- Valor Econômico
No mercado há quem defenda acelerar o corte da Selic
O comportamento da atividade econômica ainda é errático. Excluindo o crescimento exuberante da agricultura, a performance dos demais setores no primeiro trimestre tende a ser negativa. A inflação desaba. Com juros e câmbio constantes, o IPCA cairia para 3,6% este ano e para 3,3% em 2018, conforme correção feita anteontem, pelo Banco Central, no relatório de inflação divulgado no fim de março. Com taxa de juros e câmbio do relatório Focus, o IPCA cai para 4% este ano e para 4,5% no próximo.
Cresce, nesse ambiente, o coro dos que consideram, no mercado, que há espaço para o Banco Central acelerar o corte da taxa básica de juros para além dos 100 pontos base. Ontem pelo menos uma instituição, BBM Investimentos, aumentou de 100 para 150 pontos o tamanho do corte da Selic esperado para a próxima reunião do Comitê de Política Monetária (Copom), nos dias 11 e 12. Oficializou, assim, o que antes era a opinião de um dos seus diretores, Marcelo Mendes de Castro, externada na última reunião com o presidente do BC, Ilan Goldfajn.
A própria correção que o BC fez nos prognósticos de inflação para este e para o próximo ano com juros e câmbio constantes, que levaria a uma taxa de inflação muito aquém da meta de 4,5% para 2018, seria uma justificativa para redimensionar a decisão do comitê na semana que vem, disse uma fonte do mercado.
Como no último relatório de inflação o BC mencionou a possibilidade de "intensificação moderada do ritmo de flexibilização da política monetária", porém, não se disseminou no mercado a possibilidade de surpresas na reunião do Copom, quando se espera que a Selic caia de 12,25% ao ano para 11,25% ao ano. A partir daí, no entanto, o ritmo de corte poderia ser reavaliado para se chegar mais rapidamente à taxa de juros neutra (que o mercado calcula em torno de 5,5% em termos reais), como disseram a esta coluna três de cinco ex-dirigentes do BC consultados. Dos outros dois, um considera que o BC está correto e o outro, que mesmo havendo margem ele não acelerará o passo que acabou de definir no relatório de inflação, que é o de cortes de 100 pontos nas próximas reuniões do comitê.
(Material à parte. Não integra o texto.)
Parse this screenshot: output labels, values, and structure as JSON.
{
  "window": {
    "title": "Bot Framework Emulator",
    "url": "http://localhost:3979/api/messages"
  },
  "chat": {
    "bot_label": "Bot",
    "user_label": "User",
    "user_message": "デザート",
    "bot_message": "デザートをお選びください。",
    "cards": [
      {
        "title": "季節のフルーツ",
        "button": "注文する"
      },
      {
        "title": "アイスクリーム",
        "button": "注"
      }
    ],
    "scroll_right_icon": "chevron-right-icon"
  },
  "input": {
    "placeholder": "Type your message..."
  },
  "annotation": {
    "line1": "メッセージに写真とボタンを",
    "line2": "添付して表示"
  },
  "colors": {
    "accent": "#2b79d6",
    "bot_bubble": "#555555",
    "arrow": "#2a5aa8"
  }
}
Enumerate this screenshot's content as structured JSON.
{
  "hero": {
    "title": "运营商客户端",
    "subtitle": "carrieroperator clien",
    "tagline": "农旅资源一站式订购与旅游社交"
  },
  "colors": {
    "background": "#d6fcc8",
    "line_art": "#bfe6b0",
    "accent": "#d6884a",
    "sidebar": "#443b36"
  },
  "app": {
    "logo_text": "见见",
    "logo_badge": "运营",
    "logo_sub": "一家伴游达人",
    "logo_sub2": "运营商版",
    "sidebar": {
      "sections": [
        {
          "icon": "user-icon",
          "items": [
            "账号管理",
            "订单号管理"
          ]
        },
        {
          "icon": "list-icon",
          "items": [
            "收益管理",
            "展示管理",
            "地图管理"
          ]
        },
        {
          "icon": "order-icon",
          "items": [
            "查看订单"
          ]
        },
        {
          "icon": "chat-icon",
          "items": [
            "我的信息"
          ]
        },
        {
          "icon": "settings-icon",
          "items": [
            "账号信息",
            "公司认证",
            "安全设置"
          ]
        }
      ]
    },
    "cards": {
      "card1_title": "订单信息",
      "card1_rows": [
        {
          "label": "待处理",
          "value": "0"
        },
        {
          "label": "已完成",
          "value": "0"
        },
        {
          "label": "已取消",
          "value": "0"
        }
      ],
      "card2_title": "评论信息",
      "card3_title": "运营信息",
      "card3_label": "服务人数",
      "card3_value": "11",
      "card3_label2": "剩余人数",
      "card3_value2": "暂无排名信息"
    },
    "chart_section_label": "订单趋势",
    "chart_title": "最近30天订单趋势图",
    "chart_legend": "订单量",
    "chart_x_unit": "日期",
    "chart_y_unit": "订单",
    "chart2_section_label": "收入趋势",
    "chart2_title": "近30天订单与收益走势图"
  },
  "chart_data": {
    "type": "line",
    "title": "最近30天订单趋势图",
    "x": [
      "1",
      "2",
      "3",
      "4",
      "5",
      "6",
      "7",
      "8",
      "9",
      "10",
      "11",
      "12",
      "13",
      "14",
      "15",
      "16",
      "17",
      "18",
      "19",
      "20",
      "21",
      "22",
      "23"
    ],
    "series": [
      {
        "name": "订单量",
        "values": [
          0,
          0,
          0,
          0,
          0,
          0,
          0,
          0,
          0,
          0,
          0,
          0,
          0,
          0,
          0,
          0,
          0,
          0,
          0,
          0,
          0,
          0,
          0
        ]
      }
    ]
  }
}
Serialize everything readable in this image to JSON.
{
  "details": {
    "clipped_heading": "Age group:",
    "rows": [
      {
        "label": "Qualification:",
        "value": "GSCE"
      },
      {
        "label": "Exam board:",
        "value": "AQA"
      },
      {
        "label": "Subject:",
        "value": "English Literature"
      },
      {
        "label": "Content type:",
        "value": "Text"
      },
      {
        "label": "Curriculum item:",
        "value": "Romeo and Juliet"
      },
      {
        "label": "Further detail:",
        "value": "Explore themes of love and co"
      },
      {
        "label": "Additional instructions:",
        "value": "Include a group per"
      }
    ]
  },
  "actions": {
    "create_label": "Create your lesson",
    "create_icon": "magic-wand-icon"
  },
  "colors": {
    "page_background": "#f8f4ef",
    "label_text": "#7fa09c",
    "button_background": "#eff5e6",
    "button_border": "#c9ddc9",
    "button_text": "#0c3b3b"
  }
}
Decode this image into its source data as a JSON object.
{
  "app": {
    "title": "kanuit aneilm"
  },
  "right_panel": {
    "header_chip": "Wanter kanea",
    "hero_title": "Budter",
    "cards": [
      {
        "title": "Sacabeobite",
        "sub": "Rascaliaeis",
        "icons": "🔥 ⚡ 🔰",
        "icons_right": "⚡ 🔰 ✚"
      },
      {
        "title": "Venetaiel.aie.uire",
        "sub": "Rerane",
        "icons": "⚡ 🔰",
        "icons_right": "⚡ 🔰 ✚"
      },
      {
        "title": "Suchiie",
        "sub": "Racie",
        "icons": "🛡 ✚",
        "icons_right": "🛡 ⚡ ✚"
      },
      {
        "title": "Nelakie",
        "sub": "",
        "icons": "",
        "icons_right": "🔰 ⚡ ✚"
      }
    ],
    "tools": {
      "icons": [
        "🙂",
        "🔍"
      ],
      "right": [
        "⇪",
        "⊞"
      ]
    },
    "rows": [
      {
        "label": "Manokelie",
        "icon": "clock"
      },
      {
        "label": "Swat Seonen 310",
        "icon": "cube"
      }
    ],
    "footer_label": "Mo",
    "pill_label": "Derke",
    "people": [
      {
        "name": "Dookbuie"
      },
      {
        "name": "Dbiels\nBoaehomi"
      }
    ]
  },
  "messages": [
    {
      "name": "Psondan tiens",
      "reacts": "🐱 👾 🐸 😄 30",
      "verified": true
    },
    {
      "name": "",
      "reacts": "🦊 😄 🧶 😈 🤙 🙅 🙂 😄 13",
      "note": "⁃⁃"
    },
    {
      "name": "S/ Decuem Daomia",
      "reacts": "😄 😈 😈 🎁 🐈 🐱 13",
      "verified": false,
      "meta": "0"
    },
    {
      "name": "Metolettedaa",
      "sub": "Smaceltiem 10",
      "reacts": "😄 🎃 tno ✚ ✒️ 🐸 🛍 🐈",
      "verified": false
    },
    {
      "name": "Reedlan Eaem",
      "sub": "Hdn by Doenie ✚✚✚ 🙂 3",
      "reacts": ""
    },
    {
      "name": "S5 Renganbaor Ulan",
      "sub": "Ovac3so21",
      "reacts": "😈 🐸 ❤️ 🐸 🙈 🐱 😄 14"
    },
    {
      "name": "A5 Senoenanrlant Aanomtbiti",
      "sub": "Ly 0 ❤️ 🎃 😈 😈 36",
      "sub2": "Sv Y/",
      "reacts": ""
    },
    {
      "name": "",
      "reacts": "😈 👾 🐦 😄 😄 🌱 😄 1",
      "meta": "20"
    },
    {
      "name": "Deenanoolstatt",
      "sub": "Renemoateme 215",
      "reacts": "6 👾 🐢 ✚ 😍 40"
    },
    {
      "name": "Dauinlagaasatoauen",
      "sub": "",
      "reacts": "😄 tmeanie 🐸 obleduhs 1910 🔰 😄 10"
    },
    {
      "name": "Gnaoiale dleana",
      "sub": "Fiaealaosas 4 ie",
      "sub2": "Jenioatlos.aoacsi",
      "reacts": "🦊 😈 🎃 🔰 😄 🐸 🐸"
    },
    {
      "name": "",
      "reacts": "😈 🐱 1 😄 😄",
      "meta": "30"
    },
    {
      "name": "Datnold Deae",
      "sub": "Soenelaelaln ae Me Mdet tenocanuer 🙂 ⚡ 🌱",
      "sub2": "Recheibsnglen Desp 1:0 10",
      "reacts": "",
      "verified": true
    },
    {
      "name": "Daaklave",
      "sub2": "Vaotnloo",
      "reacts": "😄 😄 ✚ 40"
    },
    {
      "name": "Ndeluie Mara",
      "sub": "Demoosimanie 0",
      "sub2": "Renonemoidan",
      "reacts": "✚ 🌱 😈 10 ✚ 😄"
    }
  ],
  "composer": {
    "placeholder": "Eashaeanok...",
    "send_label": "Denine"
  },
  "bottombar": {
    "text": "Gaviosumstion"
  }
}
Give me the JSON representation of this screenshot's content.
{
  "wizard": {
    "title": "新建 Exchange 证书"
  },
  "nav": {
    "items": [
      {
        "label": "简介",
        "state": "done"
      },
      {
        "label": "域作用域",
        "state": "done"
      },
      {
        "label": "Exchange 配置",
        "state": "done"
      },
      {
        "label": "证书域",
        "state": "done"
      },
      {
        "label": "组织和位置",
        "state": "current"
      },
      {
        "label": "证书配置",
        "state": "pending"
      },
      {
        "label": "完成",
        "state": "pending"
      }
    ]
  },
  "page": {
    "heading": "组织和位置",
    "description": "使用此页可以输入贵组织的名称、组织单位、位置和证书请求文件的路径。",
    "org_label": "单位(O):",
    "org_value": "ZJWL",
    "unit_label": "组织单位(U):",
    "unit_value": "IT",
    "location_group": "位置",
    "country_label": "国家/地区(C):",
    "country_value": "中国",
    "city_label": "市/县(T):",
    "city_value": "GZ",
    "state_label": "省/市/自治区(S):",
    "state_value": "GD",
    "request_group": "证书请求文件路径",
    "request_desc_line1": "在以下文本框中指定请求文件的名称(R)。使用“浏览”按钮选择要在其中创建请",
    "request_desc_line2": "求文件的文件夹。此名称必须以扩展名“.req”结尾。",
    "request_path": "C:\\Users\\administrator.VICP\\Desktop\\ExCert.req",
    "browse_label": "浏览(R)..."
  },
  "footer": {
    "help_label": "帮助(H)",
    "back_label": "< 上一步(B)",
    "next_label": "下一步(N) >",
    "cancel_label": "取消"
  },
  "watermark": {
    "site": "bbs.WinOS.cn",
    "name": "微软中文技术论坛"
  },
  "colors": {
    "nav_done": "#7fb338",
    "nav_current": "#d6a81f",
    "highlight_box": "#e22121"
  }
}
Uma coisa, portanto, é fontes do mercado identificarem espaço para intensificar a queda dos juros. Outra é o Copom decidir por essa alternativa. Mesmo quem enxerga margem para dois cortes de 150 pontos nas reuniões de maio e julho, que derrubariam os juros para 8,25% ao ano, têm dúvidas sobre se o comitê mudaria o passo. O prognóstico é que na próxima reunião ele ao menos não feche questão como fez no relatório de inflação, ao delimitar a "intensificação moderada" dos cortes.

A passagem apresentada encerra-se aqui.